The prediction has been made by Rabobank’s Animal Proteins and Sustainability analyst Blake Holgate, who believes the increased regulations will be put in place over the next 12 to 18 months in order to address environmental issues.
He added that there would be challenges with the regulation changes such as further investments into the ethical and sustainable aspects of New Zealand’s red meat production systems, as well as meeting global trends and market requirements.
“The New Zealand red meat sector has an opportunity to leverage the increased investment that will be required by pending regulatory changes in the areas of environmental sustainability,” said Holgate.
“The most efficient means of capitalising on this opportunity will be to ensure there is as much alignment as possible between the needs of consumers, local community and investments made by the sector.”
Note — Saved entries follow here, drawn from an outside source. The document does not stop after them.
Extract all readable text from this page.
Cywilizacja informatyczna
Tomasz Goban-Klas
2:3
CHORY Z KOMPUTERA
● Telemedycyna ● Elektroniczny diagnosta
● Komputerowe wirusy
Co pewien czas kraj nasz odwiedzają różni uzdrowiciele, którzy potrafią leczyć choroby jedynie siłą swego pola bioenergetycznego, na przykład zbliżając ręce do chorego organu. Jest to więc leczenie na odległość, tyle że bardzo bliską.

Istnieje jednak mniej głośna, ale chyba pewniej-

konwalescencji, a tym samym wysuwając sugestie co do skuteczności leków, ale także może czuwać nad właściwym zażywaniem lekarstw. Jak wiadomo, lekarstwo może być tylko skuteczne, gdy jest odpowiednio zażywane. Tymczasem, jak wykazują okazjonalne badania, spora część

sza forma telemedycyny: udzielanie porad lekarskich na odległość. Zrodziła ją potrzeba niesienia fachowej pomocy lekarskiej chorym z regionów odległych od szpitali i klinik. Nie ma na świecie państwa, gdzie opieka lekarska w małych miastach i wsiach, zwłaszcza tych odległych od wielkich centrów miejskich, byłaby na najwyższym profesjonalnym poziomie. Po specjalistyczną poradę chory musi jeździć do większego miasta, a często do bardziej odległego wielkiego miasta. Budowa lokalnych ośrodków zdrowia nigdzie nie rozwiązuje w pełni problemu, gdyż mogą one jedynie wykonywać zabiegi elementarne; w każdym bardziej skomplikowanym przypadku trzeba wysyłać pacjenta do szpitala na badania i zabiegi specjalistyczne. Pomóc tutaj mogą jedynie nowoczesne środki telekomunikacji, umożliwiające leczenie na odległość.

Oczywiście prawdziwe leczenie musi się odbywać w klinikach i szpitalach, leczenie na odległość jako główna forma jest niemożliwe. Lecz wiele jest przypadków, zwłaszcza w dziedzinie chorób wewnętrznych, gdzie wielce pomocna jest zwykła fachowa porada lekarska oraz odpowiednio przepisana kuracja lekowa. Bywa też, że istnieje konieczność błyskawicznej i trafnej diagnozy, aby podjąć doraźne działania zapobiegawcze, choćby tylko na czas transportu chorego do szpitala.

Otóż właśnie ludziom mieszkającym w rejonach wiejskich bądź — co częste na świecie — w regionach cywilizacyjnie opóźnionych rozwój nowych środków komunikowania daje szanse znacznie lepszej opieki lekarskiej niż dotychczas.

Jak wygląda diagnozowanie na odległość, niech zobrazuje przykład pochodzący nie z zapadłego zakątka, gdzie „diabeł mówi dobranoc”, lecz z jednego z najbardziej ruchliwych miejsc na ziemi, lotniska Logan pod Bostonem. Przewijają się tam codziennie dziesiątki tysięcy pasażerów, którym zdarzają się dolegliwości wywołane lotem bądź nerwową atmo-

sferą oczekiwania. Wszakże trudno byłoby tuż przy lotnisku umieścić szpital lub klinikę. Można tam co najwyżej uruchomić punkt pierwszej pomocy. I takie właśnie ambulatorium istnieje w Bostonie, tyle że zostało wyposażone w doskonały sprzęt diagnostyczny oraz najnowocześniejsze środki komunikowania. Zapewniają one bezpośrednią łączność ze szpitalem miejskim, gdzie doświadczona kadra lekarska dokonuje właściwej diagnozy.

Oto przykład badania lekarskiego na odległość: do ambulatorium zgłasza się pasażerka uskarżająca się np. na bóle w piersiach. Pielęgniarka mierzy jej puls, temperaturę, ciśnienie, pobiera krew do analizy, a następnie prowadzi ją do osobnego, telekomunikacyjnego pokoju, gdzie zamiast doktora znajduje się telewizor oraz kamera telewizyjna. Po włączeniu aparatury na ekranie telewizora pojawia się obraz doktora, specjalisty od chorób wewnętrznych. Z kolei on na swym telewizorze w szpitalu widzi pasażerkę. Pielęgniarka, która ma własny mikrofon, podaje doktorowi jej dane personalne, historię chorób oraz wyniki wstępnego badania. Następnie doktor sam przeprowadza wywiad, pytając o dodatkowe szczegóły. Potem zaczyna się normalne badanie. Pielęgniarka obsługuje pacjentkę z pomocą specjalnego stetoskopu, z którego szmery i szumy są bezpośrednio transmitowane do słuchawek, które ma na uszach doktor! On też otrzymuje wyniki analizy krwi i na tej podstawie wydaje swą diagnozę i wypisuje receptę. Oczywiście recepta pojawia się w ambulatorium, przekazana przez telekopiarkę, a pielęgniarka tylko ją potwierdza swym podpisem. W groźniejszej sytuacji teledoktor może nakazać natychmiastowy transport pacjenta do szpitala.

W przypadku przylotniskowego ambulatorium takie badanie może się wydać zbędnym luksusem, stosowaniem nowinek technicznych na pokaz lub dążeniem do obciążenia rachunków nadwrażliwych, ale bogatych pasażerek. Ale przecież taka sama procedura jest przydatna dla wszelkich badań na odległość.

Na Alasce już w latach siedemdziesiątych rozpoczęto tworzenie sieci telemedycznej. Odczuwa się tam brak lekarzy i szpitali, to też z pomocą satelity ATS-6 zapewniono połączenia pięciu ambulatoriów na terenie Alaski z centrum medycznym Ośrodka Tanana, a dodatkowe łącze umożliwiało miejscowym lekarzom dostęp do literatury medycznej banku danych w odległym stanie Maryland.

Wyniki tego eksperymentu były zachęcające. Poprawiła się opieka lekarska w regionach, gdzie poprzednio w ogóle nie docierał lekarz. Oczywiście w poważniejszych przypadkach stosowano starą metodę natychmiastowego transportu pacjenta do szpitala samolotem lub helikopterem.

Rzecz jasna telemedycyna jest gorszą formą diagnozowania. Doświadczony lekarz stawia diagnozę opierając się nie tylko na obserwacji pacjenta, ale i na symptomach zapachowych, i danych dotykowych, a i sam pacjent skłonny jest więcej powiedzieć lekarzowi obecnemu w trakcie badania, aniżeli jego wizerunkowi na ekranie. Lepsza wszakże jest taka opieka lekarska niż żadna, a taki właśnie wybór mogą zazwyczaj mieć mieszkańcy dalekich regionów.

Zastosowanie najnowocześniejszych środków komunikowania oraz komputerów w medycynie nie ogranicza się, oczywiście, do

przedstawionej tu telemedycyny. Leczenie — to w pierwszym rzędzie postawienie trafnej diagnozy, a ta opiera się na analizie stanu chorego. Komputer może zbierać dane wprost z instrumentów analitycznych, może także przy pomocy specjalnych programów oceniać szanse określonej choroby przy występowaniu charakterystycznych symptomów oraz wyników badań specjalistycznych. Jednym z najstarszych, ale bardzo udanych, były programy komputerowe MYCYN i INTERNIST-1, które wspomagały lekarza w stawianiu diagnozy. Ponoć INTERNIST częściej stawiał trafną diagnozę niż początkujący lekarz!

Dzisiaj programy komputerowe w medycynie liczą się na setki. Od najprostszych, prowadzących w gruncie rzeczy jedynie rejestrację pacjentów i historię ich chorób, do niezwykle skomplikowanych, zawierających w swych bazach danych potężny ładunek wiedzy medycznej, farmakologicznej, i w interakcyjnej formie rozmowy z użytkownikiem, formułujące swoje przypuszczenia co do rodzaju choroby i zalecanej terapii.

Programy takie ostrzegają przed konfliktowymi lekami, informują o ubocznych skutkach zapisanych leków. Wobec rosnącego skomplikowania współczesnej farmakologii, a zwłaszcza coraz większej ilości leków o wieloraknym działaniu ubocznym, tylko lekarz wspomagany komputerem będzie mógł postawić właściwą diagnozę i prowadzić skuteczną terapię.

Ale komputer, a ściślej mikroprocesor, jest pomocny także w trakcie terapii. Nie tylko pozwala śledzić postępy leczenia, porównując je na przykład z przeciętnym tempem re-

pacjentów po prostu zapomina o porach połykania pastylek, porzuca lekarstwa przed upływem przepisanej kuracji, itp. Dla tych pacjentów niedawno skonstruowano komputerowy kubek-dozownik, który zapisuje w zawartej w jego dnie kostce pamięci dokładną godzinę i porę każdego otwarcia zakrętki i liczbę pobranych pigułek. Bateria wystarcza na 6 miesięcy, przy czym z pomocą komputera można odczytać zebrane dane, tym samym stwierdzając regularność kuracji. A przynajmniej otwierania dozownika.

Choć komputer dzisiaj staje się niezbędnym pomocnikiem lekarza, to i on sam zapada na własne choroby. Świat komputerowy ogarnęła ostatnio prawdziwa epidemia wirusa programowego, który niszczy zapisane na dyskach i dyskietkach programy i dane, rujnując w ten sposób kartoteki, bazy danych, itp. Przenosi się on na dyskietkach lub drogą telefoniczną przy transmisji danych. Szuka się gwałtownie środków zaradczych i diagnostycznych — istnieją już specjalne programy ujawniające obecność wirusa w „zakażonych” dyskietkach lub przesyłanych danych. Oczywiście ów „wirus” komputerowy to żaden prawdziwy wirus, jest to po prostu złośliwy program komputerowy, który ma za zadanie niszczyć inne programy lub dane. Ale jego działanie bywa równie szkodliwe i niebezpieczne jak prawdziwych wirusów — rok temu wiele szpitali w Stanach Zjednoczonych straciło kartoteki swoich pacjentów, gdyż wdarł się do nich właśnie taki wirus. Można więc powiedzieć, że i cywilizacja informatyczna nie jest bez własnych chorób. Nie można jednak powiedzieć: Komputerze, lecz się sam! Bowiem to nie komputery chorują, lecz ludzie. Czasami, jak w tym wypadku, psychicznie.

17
In order for this to be a success, Holgate added that “open and transparent” communication between regulators, the industry and farmers are required.
“It will be important for the sector to be able to demonstrate and communicate how investments have resulted in higher levels of ethical and sustainable production,” Holgate added. “From a market perspective, those niche parts of the markets that are already willing to pay a premium for ethical and sustainable red meat production, can be sought out and targeted now.”
The New Zealand meat sector has increased its efforts to combat environmental issues across the farming sector. Industry body Beef and Lamb New Zealand launched an environmental strategy in May with a long-term vision of moving towards carbon neutrality by 2050.